How to use arules to identify top n recommended items and their rules?


While head() can be used to extract the top n rules, some RHS items may appear multiple times. I'd like to find the top n unique RHS items as well as the top rule for each such item.

I've written code that accomplishes this but it runs very slow, presumably due to use of 'subset' function, which is very inefficient. My code I iterates over the unique items of RHS, finds the subset of rules related to it, and returns the single top rule of the item. Is this an effective or efficient way of doing it? Is there a better way?

library(arules)
data("Groceries")
rules = apriori(Groceries,
                parameter = list(supp = 0.01, conf = 0.1, target = "rules"),
                appearance = list(lhs=c("whole milk", "root vegetables"), default="rhs"))

rules = sort(rules, by=c("confidence", "lift", "support"))
rhs.unique = unique(rules@rhs@itemInfo$labels[rules@rhs@data@i+1]) #Already sorted by top items.

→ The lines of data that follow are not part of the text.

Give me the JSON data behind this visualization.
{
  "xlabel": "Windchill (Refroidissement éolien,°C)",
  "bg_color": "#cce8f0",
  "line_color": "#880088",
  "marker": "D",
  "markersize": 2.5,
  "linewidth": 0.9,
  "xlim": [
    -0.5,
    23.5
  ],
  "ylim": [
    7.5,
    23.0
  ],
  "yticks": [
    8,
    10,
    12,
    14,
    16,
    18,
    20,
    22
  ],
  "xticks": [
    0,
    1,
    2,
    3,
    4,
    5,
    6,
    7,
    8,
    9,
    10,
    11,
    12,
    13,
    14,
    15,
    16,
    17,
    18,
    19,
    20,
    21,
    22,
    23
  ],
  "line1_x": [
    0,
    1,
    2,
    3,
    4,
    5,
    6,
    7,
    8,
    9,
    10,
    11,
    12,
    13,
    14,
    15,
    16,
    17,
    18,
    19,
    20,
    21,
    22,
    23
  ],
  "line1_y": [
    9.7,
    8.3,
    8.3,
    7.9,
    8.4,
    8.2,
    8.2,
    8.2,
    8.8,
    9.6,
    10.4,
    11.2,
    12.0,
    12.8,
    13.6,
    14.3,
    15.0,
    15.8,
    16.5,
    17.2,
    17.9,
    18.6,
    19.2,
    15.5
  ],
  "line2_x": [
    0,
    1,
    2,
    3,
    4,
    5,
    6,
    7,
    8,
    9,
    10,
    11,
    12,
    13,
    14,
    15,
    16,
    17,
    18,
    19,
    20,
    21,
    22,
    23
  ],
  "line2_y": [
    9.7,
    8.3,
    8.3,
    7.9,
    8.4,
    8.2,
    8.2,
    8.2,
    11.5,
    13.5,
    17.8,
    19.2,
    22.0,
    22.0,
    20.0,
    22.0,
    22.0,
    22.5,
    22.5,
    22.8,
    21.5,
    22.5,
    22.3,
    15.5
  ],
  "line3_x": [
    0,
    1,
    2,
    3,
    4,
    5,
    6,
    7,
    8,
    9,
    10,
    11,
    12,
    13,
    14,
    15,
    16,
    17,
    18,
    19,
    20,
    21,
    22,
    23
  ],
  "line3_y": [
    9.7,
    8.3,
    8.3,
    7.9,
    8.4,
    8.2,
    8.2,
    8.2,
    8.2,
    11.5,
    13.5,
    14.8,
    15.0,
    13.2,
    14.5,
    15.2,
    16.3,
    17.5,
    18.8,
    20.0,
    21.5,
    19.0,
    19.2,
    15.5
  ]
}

#Function that returns the top rule for a particular RHS item in a set of rules.
top_item_rule = function(item, rules=NULL) {
  rules = subset(rules, rhs %in% item)
  rules = sort(rules, by=c("confidence", "lift", "support"))
  head(rules, n=1)
}

n = 3
toprules = lapply(rhs.unique[1:n], top_item_rule, rules)
toprules = do.call(c, args=toprules)

Solution

  • How about this?

    rules <- sort(rules, by=c("confidence", "lift", "support"))
    rules[!duplicated(rhs(rules))]
    

    It returns the for each rhs the top (first after sorting) rules.